Abstract

Computer-aided diagnosis of disease primarily depends on proper vision-based measurement (VBM). The traditional approach followed for diagnosis of colorectal cancer includes a manual screening of colorectum via a colonoscope and resection of polyps for histopathological analysis to decide the grade of malignancy. This procedure is time-consuming and expensive, and removal of benign polyp for analysis signifies the inefficiency of the diagnosis system. These drawbacks inspired us to develop an automatic vision-based analysis method for preliminary in vivo malignancy analysis of the polyp region. In this work, we have proposed a fusion-based polyp segmentation network, namely, Polyp-Net.

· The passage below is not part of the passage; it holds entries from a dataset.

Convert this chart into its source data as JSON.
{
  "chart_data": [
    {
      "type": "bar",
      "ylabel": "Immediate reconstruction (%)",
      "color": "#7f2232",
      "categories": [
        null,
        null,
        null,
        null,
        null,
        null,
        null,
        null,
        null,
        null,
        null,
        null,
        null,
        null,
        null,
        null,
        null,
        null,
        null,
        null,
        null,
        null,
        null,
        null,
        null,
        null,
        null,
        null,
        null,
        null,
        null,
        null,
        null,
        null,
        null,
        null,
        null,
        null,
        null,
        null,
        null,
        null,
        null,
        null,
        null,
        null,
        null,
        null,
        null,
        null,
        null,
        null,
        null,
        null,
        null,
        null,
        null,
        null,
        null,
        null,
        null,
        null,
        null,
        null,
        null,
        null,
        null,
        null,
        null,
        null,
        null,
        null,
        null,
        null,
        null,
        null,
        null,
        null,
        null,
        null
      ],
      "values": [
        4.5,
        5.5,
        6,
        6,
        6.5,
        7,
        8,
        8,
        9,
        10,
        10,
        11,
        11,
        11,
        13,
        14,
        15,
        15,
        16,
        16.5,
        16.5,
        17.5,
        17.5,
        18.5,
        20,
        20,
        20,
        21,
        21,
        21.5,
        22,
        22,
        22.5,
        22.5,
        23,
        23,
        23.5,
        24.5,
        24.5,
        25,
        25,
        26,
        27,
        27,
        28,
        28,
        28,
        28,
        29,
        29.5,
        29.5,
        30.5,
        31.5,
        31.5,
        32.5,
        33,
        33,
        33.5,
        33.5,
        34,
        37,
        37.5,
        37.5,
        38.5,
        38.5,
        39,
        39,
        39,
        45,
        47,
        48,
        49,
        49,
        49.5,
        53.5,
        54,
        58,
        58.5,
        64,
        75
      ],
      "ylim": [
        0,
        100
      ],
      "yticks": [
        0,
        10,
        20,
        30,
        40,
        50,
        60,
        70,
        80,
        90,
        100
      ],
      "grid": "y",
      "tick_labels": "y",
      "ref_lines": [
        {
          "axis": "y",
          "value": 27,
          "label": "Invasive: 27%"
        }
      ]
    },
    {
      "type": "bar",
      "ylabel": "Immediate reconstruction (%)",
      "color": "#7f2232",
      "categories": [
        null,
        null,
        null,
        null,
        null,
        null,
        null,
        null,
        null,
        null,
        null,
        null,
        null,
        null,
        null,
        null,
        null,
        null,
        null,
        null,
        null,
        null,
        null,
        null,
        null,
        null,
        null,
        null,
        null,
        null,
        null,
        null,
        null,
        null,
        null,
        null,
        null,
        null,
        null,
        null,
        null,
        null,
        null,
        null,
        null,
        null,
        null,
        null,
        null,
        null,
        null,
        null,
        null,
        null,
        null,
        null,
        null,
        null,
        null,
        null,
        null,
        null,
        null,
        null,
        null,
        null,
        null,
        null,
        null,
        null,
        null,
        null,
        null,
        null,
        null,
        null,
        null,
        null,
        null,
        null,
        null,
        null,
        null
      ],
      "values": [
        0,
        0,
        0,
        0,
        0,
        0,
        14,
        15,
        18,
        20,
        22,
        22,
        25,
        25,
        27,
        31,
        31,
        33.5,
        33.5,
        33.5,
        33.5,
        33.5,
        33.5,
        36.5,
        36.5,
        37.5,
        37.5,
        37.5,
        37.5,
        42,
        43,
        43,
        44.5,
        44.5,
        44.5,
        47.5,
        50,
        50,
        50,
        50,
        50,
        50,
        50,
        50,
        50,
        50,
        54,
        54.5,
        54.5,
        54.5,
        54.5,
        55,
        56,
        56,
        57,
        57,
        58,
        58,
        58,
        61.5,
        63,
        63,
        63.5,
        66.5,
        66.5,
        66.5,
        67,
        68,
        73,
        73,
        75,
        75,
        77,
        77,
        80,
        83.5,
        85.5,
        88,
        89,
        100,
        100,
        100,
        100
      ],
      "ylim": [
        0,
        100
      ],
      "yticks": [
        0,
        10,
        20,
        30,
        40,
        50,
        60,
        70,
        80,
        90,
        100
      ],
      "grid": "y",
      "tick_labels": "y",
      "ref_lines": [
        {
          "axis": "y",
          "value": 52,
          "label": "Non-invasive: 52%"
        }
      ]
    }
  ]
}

Recently, convolutional neural networks (CNNs) have shown immense success in the domain of medical image analysis as it can exploit in-depth significant features with high discrimination capabilities. Therefore, motivated by these insights, we have proposed an enriched version of CNN with a nascent pooling mechanism, namely dual-tree wavelet pooled CNN (DT-WpCNN). The resultant segmented mask contains some surplus high-intensity regions apart from the polyp region. These shortcomings are avoided using a new variation of the region-based level-set method, namely, the local gradient weighting-embedded level-set method (LGWe-LSM), which shows a significant reduction of false-positive rate. The pixel-level fusion of the two enhanced methods shows more potentiality in the segmentation of the polyp regions. Our proposed network is trained on CVC-colon DB and tested on CVC-clinic DB. It achieves a dice score of 0.839, volume-similarity of 0.863, precision of 0.836, recall of 0.811, F1-score of 0.823, F2-score of 0.815, and Hausdorff distance of 21.796 which outperforms the existing baseline CNN’s and recent state-of-the-art methods.